This engraving (originally in the Graphic News of May 15, 1886) depicts the conflict at McCormick's from the point of view of the police and their sympathizers. In this view, the officers were protecting the nonunion workers from unjustified attack, during which they were assaulted with curses, stones, and bullets from a mob.

The illustration, which at the top includes scenes of the McCormick works and rioters pelting a police wagon, features the gallantry of an officer named Casey. According to John J. Flinn, in his History of the Chicago Police (1887), Casey took the trouble to bring a wounded Bohemian worker named John Vogtik home in the patrol wagon. Friends of Vogtik mistakenly thought Casey was responsible for Vogtik's injuries and tried to lynch the officer.

"Casey, although a Hercules in strength," Flinn writes in hyperbolic prose, "was powerless in the hands of this mob, which hemmed him in on all sides. But he made a desperate struggle, and in his efforts to escape his uniform was torn in shreds." In Flinn's narrative, someone even flung a rope over a nearby lamppost in preparation to hang the officer. According to Flinn, as Casey "realized the dreadful and humiliating end which this barbarous crowd had prepared for him, he made an almost superhuman effort, threw off his captors, freed himself of their clutches, and ran for his life, followed by the disappointed, howling, murderous canaille." Firing at his would-be executioners, Casey made his escape to the patrol wagon that had brought him.

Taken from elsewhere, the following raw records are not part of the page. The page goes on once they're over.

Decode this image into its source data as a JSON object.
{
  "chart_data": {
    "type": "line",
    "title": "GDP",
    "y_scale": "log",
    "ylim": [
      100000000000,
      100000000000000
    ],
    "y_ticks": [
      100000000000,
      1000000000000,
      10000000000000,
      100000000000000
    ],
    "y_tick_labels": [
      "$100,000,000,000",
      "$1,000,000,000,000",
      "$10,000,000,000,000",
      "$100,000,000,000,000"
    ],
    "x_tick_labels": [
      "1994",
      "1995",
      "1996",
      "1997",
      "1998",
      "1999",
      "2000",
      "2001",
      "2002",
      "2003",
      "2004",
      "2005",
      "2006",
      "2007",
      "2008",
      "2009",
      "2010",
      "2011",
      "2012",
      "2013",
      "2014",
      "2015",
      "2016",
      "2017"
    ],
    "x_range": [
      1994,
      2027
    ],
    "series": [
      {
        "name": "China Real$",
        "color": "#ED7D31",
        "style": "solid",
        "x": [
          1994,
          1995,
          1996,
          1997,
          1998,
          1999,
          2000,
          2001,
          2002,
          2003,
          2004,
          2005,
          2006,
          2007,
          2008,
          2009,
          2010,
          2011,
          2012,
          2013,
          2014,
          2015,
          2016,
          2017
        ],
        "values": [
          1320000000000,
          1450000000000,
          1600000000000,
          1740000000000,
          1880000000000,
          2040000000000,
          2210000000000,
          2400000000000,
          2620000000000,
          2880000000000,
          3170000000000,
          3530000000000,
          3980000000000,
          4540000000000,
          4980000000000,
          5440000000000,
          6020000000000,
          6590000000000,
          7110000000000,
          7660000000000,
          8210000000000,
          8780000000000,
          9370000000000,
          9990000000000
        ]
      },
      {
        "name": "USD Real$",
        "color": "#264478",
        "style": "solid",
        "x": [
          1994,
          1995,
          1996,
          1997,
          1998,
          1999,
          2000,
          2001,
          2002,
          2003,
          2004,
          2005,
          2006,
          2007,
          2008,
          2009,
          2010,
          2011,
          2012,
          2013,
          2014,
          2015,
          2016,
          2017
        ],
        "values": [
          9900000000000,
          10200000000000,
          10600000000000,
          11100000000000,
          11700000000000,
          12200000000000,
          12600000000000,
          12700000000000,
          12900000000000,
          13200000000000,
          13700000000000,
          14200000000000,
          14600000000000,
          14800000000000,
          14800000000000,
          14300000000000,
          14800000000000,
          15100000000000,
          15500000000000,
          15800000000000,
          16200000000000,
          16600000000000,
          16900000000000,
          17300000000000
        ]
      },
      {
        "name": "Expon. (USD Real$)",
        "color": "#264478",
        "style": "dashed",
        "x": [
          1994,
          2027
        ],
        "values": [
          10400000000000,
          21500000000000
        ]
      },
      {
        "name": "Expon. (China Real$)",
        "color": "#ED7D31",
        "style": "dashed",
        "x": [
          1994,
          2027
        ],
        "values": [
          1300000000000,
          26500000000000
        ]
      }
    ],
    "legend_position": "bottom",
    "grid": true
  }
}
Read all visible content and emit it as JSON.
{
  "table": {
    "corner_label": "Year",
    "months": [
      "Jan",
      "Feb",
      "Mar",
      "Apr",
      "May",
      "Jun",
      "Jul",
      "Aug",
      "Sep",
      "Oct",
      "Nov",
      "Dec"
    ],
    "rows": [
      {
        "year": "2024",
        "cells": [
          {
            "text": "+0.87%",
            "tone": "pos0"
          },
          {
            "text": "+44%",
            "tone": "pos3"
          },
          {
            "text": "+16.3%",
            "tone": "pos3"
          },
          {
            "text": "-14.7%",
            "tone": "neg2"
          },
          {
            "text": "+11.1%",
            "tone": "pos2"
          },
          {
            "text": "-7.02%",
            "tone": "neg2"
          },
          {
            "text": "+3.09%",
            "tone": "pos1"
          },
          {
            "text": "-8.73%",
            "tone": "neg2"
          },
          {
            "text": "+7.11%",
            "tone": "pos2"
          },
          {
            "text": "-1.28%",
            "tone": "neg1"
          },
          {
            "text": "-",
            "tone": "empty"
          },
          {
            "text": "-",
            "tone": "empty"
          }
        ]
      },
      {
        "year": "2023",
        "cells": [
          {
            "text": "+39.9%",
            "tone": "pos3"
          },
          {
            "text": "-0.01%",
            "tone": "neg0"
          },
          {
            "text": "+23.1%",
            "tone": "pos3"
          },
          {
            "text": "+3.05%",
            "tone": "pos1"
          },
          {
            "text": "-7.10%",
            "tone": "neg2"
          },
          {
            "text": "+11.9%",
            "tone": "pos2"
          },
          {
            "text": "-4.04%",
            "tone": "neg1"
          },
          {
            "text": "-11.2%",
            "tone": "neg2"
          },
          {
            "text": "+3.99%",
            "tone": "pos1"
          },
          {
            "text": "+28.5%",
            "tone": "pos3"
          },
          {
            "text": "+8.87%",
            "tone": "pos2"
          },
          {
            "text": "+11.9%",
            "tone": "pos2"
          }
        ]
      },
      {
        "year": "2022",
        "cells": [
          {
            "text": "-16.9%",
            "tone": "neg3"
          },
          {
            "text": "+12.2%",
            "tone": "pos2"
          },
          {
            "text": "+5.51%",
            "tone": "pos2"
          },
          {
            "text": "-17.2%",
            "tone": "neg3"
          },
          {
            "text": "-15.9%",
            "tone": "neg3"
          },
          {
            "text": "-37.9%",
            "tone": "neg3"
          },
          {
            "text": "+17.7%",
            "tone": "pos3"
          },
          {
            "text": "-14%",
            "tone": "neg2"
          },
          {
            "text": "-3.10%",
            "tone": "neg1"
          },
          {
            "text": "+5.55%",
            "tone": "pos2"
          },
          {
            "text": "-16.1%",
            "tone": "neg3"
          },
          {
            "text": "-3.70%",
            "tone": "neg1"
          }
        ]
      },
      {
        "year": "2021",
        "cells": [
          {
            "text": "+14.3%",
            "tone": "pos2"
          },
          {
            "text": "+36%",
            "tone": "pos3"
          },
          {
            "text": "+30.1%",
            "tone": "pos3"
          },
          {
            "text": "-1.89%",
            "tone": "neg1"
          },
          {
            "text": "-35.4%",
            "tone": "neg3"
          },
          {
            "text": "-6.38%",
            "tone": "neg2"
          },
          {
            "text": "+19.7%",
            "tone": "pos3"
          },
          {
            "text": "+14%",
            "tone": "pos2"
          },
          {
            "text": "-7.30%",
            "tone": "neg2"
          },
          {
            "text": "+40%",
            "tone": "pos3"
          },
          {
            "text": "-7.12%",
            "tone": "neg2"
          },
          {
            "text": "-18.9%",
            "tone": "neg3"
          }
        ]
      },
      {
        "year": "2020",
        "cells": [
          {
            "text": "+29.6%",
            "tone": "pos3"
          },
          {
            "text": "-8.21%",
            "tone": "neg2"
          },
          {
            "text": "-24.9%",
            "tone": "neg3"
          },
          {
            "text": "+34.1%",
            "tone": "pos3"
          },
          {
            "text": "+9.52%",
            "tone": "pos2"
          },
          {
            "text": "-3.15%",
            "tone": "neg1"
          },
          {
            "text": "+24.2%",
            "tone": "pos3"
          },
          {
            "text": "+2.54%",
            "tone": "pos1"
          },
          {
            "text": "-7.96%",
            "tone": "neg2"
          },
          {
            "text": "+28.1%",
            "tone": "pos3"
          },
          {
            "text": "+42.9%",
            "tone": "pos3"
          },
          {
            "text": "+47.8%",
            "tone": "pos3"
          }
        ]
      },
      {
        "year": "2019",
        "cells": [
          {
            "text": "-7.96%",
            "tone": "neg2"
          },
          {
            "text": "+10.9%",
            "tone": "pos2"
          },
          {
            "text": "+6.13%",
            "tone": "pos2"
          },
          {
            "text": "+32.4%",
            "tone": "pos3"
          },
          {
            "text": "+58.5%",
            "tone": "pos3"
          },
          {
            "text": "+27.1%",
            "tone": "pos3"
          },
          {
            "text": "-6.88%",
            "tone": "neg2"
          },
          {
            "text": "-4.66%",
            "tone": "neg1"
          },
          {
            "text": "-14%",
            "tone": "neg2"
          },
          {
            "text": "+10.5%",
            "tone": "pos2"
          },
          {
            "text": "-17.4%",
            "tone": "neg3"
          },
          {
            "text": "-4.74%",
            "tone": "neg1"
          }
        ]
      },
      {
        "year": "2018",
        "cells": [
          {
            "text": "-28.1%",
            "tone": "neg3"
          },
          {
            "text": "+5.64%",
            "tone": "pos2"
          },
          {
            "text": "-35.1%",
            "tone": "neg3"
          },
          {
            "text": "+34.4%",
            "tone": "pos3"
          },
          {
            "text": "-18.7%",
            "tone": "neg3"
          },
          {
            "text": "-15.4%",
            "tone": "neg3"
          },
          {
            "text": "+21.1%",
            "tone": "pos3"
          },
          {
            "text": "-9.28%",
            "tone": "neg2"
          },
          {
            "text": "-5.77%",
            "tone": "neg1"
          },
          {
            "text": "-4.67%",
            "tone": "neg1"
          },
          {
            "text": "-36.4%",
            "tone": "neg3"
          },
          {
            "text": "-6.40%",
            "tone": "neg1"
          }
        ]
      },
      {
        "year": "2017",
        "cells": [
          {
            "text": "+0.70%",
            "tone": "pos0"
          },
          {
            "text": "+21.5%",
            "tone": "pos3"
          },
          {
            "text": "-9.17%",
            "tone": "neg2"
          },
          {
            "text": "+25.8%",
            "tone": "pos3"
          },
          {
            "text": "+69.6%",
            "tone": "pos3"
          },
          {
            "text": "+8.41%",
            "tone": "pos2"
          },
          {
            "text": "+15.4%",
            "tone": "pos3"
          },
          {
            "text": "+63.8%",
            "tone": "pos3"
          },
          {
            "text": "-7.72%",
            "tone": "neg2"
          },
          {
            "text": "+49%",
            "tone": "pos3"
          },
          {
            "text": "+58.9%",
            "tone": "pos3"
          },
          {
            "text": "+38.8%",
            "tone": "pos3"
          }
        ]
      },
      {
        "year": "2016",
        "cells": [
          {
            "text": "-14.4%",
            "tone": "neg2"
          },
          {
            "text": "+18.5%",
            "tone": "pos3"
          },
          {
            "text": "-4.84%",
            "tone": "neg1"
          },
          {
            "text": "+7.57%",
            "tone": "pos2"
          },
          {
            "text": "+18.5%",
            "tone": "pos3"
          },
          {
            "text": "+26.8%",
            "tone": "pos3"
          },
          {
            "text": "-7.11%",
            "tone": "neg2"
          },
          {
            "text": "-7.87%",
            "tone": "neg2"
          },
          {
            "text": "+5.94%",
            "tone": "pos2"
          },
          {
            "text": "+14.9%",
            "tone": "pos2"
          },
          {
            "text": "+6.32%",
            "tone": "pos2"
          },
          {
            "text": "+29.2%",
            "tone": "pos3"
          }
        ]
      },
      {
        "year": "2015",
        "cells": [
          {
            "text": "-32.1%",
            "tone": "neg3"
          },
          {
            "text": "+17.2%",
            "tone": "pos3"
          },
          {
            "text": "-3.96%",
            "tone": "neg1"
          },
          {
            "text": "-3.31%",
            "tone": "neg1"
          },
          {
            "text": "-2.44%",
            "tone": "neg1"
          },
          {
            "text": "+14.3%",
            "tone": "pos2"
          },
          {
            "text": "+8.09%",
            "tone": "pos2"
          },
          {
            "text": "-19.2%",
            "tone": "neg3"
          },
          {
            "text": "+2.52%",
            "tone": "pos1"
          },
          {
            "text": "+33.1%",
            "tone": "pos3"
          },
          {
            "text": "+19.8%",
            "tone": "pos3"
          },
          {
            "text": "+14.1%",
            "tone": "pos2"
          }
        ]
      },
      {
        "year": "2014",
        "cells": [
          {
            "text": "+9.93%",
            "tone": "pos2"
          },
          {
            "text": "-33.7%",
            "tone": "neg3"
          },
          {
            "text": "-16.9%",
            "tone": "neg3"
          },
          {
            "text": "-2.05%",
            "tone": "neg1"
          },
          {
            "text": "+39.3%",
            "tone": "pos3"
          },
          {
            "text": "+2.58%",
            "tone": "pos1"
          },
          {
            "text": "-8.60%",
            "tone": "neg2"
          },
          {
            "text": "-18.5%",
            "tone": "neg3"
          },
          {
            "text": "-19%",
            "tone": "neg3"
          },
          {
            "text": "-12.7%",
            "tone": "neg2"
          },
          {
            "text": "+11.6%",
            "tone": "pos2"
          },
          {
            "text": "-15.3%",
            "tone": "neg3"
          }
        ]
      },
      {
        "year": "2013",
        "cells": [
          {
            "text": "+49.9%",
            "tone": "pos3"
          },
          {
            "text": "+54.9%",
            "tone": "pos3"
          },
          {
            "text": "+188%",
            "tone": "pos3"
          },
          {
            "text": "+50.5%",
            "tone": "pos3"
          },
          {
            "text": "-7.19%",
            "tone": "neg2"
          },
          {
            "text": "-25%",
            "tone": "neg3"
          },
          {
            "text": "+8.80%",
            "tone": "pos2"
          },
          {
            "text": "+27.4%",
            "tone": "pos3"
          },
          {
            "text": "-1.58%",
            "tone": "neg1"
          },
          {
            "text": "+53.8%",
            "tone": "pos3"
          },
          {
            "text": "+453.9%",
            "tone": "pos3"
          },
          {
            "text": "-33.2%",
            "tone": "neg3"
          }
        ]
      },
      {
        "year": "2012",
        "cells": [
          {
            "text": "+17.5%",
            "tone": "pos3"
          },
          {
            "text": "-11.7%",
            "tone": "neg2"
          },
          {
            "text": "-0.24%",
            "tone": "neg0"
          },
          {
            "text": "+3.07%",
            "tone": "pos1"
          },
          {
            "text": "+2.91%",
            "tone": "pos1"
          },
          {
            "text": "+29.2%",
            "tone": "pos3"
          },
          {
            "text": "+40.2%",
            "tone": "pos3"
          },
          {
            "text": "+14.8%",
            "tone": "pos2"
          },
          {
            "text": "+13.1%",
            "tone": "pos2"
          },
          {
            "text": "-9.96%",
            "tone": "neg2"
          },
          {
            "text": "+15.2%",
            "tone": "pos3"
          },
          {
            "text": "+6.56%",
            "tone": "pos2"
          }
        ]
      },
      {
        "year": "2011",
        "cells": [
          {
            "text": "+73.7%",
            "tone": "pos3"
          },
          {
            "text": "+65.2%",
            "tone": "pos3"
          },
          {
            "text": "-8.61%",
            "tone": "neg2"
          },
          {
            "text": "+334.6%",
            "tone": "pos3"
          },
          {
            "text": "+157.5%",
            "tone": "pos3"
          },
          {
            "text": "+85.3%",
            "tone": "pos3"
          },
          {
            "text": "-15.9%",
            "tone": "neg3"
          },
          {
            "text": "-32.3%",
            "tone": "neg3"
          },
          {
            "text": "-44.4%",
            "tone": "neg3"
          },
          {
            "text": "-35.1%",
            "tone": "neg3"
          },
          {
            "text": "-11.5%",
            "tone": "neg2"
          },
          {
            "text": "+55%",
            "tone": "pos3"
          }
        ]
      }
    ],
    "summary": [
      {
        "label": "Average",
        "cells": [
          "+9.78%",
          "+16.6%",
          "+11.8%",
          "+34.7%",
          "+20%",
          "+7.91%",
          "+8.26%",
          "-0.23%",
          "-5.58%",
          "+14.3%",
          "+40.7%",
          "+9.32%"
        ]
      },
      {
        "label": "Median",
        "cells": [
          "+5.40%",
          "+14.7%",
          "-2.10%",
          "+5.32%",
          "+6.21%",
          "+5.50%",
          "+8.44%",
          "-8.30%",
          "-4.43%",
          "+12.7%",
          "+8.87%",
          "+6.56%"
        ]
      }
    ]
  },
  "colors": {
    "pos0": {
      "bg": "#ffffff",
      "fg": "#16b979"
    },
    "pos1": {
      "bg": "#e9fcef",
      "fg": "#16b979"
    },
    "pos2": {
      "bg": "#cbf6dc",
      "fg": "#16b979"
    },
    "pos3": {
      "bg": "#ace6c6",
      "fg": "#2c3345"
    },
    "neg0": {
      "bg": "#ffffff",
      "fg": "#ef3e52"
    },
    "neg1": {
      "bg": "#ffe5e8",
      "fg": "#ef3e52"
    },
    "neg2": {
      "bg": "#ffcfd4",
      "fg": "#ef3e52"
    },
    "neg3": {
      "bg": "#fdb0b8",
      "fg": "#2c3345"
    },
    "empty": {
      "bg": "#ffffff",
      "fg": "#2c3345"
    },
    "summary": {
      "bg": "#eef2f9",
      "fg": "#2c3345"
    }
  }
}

August Spies's version, published in the Arbeiter-Zeitung the next day, offered different details (starting with the precise name of the worker) and a very different interpretation of the motives and actions of the police and the crowd:

"A dying boy, Joseph Doedick [evidently Spies's version of 'Vogtik'], was brought home on an express wagon by two policemen. The people did not see the dying boy; they saw only the two murderers. "Lynch the rascals," clamored the crowd. The fellows wanted to break away and hide themselves; but in vain. They [the crowd] had already thrown a rope around the neck of one of them, when a patrol wagon rattled into the midst of the crowd and prevented the praiseworthy deed. Joseph Hess, who had put the rope around his neck, was arrested."

The full text of the article is in the Blut entry in the "From the Archive" section of this Act.

These competing narratives are an important indicator of the level of tension and antagonistic feeling in the city at the time, which made it very hard (then as now) to determine what actually happened. The two stories together demonstrate that the language in which events were reported is part of the drama of Haymarket. They also indicate how closely intertwined were class conflict and the idea of lynching.